Written by Richard MacManus / September 2, 2009 6:00 AM / 9 Comments

At the SemTech conference in June I met with William Mougayar, founder and CEO of a semantic news platform called Eqentia. At the time the product was in development, but it is officially launching today. In a nutshell, Eqentia aggregates content into topics using semantic technology. In that respect it is similar to OpenCalais (our coverage) and Evri (our coverage). While all three products have different focuses, each semantically tags and aggregates content in a contextual manner.

The difference, claims Eqentia, is that "with Evri or OpenCalais, the onus is on the programmer." Eqentia says that with its product, "the content is already semanticized and all you have to do is to place it on your portal while preserving your SEO." The other two companies may disagree with that, but let's take a closer look at Eqentia.

Disclosure: We have decided to use this product on ReadWriteWeb, to fuel our upcoming topic pages. Expect this feature to launch within a few weeks.

At its heart, Eqentia is an aggregation platform. It promotes itself as "an aggregator of context, not just content." The way it does this is to add context in the navigation. Each portal has its own taxonomy, which Mougayar described as "a bit like a hierarchical tagging structure." He said that "we basically wrap any content with a semantic wrapper."

How it Works

Under the hood, Eqentia does "content harvesting" from social media sites such as Twitter, blogs and more. Currently Eqentia is getting content from over 13,000 feeds, collecting an estimated 65,000 articles daily.

Eqentia told us that it's indexed 20 million articles so far. The largest topic currently is Outsourcing, with 90,000 articles. Other topics include: Cloud Computing: 60,000; Supply Chain Management: 40,000; Twitter: 20,000; Social Media: 11,000.

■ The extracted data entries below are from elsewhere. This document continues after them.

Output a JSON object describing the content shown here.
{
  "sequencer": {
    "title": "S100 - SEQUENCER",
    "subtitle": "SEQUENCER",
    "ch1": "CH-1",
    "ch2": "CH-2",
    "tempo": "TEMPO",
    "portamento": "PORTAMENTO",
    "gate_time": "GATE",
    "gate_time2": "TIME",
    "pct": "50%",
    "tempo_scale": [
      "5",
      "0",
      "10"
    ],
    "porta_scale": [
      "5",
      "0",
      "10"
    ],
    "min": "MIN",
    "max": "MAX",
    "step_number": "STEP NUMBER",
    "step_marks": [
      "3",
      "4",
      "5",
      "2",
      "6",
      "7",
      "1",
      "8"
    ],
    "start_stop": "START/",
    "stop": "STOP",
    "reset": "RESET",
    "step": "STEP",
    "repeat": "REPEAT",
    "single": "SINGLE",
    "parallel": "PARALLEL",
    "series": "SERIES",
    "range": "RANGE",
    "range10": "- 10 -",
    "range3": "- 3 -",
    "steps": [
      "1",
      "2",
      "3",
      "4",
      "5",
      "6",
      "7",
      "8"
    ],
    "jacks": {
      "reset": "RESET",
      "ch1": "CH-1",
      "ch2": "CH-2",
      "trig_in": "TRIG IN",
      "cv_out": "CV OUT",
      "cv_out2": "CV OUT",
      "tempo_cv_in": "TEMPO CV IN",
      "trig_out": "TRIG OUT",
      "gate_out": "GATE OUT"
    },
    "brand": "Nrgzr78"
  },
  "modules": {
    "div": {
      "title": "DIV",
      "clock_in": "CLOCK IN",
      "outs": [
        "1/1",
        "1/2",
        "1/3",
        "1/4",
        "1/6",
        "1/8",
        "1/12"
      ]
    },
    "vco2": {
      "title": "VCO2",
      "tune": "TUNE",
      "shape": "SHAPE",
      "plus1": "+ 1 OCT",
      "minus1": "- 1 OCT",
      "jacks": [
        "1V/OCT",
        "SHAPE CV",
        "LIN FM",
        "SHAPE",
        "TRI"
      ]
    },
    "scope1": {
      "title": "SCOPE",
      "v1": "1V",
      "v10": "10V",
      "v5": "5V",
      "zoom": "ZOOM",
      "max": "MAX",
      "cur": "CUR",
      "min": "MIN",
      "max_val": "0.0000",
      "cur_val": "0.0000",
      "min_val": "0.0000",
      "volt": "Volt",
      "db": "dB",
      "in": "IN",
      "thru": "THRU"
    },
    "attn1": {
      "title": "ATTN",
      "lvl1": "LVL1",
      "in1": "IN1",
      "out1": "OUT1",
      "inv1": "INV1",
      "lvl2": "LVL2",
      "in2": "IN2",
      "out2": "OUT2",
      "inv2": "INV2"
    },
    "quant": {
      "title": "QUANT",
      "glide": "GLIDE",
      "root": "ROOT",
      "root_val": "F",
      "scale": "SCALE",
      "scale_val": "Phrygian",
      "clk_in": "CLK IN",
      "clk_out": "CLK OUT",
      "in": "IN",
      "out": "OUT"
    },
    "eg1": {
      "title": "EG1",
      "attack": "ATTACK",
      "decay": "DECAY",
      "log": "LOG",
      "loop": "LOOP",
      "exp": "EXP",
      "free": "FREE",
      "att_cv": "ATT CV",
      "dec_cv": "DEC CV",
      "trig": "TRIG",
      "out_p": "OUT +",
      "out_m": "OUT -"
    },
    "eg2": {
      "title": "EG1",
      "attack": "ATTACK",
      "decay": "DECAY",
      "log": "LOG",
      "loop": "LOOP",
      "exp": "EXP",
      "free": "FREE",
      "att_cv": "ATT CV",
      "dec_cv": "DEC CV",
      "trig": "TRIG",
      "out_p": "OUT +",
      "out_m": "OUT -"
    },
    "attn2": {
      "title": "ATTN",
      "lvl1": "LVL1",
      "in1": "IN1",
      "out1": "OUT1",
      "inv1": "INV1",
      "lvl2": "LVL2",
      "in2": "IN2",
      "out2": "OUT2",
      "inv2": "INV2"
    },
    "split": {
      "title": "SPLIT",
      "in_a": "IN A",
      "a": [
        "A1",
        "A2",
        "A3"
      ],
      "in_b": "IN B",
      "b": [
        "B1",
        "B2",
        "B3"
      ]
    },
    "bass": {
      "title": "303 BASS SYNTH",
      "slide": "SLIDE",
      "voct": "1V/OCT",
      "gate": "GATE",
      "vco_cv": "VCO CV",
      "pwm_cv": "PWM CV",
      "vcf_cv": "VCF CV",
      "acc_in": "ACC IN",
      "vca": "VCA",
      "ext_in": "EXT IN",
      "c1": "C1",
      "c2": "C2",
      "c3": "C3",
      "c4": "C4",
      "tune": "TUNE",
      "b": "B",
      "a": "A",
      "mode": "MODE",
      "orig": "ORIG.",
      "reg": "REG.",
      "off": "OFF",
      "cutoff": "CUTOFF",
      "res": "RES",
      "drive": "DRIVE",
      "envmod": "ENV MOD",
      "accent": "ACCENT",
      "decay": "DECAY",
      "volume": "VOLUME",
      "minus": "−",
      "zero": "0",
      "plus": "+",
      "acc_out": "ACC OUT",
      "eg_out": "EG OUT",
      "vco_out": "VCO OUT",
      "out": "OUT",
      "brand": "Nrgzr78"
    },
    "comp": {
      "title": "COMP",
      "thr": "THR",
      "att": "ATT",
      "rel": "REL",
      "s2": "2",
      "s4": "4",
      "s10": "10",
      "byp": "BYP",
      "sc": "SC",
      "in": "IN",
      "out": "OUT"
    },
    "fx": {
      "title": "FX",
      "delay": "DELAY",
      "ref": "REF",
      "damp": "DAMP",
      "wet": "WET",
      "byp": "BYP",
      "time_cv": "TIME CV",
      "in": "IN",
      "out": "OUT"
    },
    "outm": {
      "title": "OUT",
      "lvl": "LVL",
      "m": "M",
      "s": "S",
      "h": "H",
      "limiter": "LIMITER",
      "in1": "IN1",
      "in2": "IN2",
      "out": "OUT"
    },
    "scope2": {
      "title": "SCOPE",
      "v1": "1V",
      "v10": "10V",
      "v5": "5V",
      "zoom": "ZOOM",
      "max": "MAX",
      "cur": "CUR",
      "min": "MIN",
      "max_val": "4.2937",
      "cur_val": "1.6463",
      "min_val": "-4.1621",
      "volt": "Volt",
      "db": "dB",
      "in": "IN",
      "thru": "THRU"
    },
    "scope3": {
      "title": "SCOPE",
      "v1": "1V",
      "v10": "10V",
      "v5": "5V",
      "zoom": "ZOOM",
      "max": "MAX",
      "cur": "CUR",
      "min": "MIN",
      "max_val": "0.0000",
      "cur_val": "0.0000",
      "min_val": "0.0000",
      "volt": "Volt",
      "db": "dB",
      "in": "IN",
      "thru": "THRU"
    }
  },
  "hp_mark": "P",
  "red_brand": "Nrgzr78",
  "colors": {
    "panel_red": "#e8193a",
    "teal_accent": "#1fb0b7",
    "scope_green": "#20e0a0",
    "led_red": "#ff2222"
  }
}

Eqentia then does "text mining and filtering" and the results are run through an "Aggregation Engine" (which has rules for sources and filters). Finally there is what Eqentia calls "Semantics Management" - including entity extractions, taxonomy definition, controlled vocabulary.

What The User Gets

Eqentia is starting off with a focus on "professional" content topics. It will target business and technology content, ignoring more mainstream topics like current affairs, sports, entertainment.

Eqentia is launching with 3 products:

1) Out-of-the-box portals. These will give general users free access to topic streams (of which there are 12 at launch, with more coming). There will be email options, widgets and RSS feeds available.

2) Personalized portal. These can be private or public. [note: this is what ReadWriteWeb has signed up for]

3) Enterprise. A SaaS platform that can be customized. A stated use case is for large companies to "disseminate organized news intelligence for their employees across distinct groups or market segments."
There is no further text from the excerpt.